Kini, menurutnya, tanpa mengikuti program, penghasilan bahkan sulit menembus Rp100.000 meski bekerja hingga larut malam. Data penghasilan yang ia tunjukkan juga memperlihatkan fluktuasi yang tidak menentu, mulai dari Rp352.000 dalam sepekan terakhir, hingga kisaran Rp460.000–Rp500.000 pada minggu-minggu sebelumnya.
“Seminggu Rp300 ribuan, cukup nggak buat keluarga? Nggak nentu, kadang lebih kecil lagi,” ucapnya.
Riki bahkan mengusulkan agar pengelolaan transportasi online dapat diambil alih oleh pemerintah demi menciptakan keadilan bagi para driver.
“Kalau bisa pemerintah ambil alih aja. Biar lebih adil. Sekarang aplikator terlalu kejam,” ujar Riki.
Hal serupa disampaikan Chandra 37 tahun, driver ojol yang bergabung sejak 2018 dan juga telah berkeluarga. Ia menilai sistem program seperti langganan gacor semakin menekan pendapatan driver.

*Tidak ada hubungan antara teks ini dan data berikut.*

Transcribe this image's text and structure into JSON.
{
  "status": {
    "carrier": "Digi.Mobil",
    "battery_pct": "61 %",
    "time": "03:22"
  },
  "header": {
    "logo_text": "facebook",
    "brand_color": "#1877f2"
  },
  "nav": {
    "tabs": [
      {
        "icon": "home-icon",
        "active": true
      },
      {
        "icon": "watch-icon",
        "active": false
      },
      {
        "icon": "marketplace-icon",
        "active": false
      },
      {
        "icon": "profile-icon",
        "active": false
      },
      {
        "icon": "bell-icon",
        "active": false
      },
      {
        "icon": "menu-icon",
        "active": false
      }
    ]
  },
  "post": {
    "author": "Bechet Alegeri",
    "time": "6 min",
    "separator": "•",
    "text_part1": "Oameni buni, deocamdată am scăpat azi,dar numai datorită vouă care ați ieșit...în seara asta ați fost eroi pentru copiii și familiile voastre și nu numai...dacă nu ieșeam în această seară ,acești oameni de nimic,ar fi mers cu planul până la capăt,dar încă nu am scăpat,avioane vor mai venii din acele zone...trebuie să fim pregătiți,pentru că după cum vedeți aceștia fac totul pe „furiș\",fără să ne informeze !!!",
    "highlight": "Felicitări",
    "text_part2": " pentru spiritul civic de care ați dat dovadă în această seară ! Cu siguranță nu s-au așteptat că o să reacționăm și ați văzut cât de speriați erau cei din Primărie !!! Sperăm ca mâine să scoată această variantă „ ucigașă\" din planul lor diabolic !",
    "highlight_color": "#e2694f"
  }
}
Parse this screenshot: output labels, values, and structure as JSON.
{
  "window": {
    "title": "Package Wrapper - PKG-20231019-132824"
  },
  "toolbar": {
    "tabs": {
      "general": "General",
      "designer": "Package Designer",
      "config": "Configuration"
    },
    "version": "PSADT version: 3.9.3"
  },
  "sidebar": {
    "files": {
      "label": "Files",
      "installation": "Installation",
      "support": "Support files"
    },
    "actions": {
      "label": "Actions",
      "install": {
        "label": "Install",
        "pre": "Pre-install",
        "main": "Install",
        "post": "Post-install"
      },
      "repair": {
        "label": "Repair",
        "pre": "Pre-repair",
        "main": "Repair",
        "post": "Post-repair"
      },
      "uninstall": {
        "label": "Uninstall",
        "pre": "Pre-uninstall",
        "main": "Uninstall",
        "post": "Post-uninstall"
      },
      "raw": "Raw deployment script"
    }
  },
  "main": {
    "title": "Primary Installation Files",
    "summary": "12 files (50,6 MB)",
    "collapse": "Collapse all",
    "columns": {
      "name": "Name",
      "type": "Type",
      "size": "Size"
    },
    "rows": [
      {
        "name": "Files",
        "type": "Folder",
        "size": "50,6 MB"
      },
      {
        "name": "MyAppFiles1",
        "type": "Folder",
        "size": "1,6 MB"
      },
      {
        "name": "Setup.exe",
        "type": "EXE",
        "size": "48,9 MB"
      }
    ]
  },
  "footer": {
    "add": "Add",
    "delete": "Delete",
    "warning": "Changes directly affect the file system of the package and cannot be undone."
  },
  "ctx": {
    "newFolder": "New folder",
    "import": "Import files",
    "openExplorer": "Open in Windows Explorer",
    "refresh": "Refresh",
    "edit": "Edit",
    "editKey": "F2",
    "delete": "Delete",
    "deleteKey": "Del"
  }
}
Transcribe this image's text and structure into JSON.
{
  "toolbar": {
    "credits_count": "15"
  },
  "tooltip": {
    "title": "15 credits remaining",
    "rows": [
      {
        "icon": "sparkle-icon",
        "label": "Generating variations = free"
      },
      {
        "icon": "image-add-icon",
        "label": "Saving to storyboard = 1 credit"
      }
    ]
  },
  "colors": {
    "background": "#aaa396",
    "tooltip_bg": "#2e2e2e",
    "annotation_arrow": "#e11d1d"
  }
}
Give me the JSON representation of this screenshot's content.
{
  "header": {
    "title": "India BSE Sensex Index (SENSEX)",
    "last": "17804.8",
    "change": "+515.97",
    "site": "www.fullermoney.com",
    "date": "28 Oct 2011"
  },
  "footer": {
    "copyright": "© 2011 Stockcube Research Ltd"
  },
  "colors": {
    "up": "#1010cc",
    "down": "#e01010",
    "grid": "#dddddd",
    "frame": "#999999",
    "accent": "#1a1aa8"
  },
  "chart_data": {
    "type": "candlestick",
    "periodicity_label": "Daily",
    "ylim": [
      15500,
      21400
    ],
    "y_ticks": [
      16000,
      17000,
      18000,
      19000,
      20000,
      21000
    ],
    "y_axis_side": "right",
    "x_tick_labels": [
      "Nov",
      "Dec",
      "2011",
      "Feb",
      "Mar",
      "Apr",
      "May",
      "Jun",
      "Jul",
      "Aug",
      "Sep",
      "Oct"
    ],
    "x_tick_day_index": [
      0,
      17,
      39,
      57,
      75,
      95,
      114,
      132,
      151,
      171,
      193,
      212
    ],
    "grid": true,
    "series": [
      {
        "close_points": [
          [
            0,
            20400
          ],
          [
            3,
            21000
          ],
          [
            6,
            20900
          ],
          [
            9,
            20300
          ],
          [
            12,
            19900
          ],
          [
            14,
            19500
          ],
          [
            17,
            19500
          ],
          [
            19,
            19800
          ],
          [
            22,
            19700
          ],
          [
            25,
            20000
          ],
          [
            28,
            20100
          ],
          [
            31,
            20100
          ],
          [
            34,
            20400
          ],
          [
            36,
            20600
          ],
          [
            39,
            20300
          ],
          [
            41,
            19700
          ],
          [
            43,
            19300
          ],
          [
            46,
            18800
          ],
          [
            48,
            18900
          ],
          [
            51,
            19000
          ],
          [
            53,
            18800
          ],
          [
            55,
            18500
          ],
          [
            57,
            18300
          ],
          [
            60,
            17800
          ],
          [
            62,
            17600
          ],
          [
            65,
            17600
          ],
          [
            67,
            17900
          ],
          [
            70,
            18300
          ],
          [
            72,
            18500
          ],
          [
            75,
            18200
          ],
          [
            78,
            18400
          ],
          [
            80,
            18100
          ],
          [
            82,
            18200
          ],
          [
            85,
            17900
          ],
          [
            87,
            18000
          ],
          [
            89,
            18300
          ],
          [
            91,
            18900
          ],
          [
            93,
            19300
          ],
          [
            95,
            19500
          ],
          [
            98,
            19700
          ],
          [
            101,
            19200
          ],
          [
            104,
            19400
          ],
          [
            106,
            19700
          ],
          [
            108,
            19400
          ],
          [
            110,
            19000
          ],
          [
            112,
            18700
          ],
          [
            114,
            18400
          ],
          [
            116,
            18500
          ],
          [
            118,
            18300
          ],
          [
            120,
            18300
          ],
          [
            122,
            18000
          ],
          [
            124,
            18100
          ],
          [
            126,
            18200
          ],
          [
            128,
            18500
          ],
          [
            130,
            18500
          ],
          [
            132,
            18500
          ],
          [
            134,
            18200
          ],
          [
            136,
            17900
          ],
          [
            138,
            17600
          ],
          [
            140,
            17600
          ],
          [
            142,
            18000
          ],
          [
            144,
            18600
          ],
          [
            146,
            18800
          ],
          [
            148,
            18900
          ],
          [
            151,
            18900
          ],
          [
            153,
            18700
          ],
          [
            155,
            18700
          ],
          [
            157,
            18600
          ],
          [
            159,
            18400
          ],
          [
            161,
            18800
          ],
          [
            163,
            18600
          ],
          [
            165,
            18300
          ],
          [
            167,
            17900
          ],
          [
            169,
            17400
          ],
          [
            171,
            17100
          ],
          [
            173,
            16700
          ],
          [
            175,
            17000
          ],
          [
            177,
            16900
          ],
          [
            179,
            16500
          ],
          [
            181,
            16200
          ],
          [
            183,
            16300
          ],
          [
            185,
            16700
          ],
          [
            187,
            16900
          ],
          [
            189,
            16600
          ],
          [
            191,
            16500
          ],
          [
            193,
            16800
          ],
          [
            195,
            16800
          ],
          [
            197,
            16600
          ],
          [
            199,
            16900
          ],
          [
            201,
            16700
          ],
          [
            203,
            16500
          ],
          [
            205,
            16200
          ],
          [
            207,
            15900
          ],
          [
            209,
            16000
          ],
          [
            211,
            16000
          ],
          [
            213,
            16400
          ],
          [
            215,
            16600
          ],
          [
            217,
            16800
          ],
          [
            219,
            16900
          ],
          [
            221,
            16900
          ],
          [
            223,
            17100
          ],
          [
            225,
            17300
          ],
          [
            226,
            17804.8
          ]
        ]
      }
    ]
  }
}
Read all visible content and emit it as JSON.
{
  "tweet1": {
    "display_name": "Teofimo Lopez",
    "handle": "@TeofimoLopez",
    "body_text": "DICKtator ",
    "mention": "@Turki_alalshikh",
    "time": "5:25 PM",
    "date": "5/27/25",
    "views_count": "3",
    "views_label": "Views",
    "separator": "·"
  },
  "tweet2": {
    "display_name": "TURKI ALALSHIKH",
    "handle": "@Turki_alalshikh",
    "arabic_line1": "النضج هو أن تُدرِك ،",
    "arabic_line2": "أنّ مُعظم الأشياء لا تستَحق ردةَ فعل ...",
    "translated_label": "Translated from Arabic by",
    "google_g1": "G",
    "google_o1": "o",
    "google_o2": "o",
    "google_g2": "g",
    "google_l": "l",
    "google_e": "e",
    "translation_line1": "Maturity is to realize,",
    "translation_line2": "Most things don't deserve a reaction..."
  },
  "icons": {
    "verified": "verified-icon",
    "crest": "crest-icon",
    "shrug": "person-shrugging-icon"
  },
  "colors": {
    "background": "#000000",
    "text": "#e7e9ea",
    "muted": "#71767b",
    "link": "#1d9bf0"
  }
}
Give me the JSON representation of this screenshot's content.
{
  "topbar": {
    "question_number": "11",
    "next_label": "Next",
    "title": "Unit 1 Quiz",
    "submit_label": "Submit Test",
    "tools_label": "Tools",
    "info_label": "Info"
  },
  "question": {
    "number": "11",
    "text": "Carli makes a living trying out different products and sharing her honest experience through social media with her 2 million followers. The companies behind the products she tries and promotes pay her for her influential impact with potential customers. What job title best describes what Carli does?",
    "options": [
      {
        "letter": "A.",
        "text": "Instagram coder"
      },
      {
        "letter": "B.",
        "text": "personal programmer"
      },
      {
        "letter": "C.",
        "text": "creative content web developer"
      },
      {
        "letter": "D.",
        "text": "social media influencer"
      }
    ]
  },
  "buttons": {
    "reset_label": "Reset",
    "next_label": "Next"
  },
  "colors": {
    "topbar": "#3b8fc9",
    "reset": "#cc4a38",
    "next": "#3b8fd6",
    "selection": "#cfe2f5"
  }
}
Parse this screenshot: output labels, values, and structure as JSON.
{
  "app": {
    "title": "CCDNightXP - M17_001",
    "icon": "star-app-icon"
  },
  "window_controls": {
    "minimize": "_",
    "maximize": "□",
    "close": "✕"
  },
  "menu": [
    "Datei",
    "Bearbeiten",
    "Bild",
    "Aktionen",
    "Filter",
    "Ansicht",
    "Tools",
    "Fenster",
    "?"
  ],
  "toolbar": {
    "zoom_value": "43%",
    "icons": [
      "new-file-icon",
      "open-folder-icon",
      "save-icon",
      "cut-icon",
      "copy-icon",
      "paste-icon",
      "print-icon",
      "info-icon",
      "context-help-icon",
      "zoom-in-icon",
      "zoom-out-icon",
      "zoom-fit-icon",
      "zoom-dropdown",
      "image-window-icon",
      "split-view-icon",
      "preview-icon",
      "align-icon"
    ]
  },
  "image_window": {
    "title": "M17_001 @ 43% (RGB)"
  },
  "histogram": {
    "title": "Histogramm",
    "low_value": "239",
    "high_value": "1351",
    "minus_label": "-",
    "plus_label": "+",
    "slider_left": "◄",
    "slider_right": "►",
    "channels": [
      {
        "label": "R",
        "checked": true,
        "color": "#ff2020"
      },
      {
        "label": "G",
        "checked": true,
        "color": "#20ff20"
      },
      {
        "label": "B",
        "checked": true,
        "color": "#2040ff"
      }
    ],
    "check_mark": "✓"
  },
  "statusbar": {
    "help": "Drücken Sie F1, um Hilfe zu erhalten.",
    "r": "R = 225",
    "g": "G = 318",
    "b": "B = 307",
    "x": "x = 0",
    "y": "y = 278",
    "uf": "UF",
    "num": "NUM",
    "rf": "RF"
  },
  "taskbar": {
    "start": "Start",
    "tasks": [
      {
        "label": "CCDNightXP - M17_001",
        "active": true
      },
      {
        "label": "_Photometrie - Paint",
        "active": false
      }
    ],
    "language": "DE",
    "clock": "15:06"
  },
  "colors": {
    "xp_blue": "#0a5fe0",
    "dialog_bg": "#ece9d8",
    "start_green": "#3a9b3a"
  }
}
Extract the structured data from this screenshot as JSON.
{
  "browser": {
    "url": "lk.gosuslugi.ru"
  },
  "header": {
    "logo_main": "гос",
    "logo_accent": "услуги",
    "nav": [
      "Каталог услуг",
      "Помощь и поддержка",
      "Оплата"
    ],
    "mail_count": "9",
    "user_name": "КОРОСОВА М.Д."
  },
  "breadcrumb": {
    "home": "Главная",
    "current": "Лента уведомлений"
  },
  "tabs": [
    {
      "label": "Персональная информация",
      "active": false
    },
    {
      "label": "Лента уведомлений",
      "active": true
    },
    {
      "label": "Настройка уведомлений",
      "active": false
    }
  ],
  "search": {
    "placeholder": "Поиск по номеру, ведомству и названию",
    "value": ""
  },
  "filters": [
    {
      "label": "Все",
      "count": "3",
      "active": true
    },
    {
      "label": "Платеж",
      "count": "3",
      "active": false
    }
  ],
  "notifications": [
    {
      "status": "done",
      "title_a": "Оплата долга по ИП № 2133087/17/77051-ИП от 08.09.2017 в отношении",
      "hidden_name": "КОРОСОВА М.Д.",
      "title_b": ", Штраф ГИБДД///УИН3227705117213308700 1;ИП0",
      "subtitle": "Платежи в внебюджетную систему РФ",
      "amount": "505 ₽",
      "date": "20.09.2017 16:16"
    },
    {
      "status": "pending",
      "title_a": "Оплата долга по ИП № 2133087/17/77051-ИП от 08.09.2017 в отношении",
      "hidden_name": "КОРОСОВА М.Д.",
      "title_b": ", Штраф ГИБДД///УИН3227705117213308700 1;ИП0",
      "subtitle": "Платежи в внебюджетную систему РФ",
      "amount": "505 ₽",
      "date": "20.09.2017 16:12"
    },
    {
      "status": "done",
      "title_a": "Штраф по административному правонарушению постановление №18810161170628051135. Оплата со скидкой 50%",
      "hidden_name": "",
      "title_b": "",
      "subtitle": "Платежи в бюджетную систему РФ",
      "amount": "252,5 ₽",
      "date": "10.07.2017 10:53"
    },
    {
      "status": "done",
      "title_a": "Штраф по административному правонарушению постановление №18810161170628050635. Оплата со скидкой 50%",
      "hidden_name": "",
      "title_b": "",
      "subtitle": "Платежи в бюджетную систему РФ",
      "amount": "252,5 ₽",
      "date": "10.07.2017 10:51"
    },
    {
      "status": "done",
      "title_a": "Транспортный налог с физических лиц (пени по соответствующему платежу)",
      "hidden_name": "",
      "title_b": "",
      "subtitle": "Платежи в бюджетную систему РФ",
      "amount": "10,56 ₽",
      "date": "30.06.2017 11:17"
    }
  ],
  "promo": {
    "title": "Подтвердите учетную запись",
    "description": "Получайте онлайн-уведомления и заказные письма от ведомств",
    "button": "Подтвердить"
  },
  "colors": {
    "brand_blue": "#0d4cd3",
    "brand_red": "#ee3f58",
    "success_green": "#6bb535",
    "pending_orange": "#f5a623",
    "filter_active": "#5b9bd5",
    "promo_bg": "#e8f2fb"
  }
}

“Kalau kita ikut langganan gacor, lebih dari 10 trip itu dipotong Rp20.000. Tapi kalau nggak ikut, orderan anyep. Jadi mau nggak mau harus ikut,” kata Chandra.
Menurutnya, skema tersebut membuat pendapatan tidak menentu. Bahkan, dalam kondisi tertentu, penghasilan harian sangat jauh dari kata layak.
“Saya pernah 12 jam narik cuma dapat Rp65.000. Kadang malah cuma Rp20.000 seharian. Itu buat makan sama ngopi aja nggak cukup,” ujar Chandra.
Chandra juga membandingkan kondisi saat ini dengan masa awal dirinya menjadi driver. Ia menyebut, dulu sistem lebih sederhana dan adil karena tidak banyak program tambahan.
“Kalau dulu semua sama, nggak ada slot atau program macam-macam. Order dibagi rata. Lagi sepi pun masih bisa dapat Rp150.000 sehari,” katanya.
Selain itu, ia juga menyoroti pembagian bonus hari raya (BHR) yang dinilai tidak merata antar driver.